Kini ia memilih menetap di Indonesia.
Kepada BBC Indonesia dan jurnalis BBC spesialis urusan agama di Beirut, Lebanon, amina menceritakan perjalanannya memeluk Islam, dan upayanya mencapai keadilan gender.
Tidak hanya bagi perempuan dan laki-laki tapi juga non-biner dalam konteks Islam.
"Saya akan merayakan ulang tahun ke-70 tahun ini, sekaligus 50 tahun memeluk agama Islam. Saya merasa sangat beruntung, saya menemukan sesuatu yang membuat saya jatuh cinta, dan 50 tahun kemudian rasa cinta dan pesonanya tidak pernah pudar."
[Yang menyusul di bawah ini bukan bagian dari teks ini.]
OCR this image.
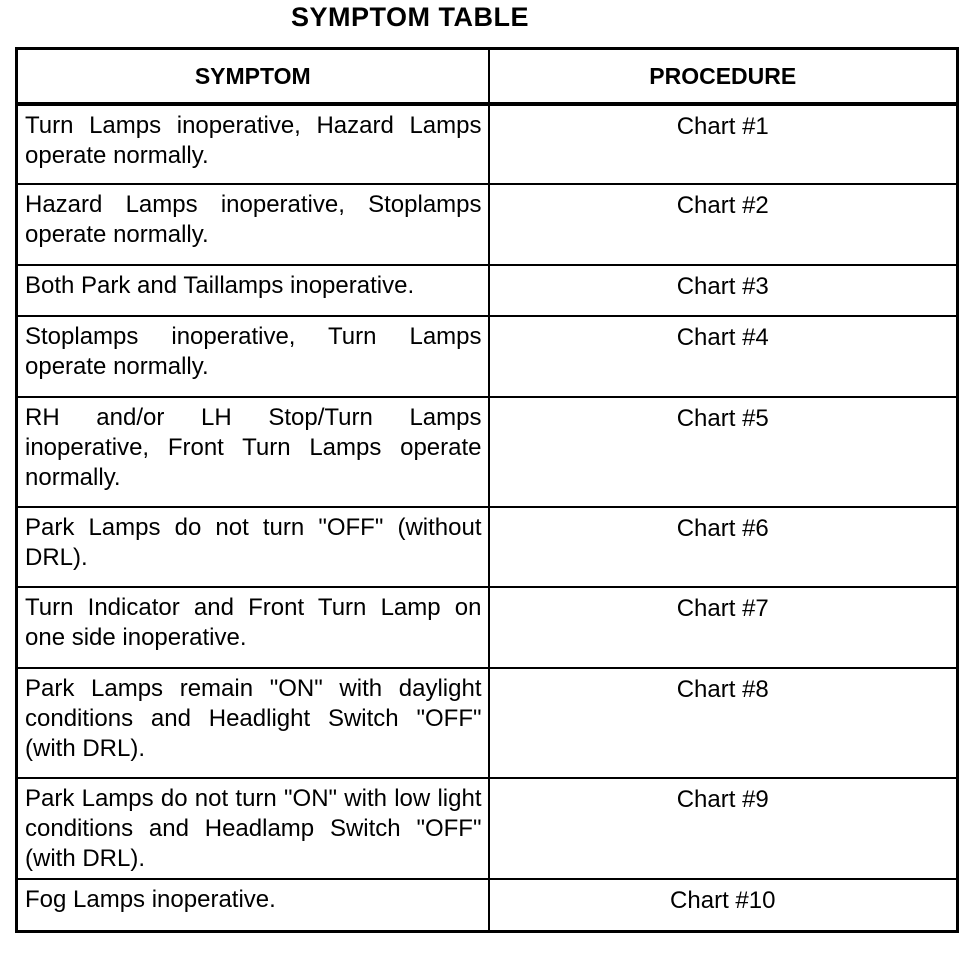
SYMPTOM TABLE
SYMPTOM	PROCEDURE
Turn Lamps inoperative, Hazard Lamps operate normally.	Chart #1
Hazard Lamps inoperative, Stoplamps operate normally.	Chart #2
Both Park and Taillamps inoperative.	Chart #3
Stoplamps inoperative, Turn Lamps operate normally.	Chart #4
RH and/or LH Stop/Turn Lamps inoperative, Front Turn Lamps operate normally.	Chart #5
Park Lamps do not turn "OFF" (without DRL).	Chart #6
Turn Indicator and Front Turn Lamp on one side inoperative.	Chart #7
Park Lamps remain "ON" with daylight conditions and Headlight Switch "OFF" (with DRL).	Chart #8
Park Lamps do not turn "ON" with low light conditions and Headlamp Switch "OFF" (with DRL).	Chart #9
Fog Lamps inoperative.	Chart #10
Lahir di keluarga pendeta di Amerika Serikat
Memasuki tempat tinggal amina di Yogyakarta, BBC "disambut" sebuah meja di depan pintu masuk yang memajang beragam benda.
"Saya adalah muslim eklektik," kata amina.
Di atas meja terdapat beberapa kristal, kartu tarot, lambang pohon kehidupan dalam agama Buddha, lambang agama Yahudi dengan nama cucunya yang merupakan keturunan Yahudi, serta foto ibu dan saudara kandung perempuannya yang telah meninggal dunia.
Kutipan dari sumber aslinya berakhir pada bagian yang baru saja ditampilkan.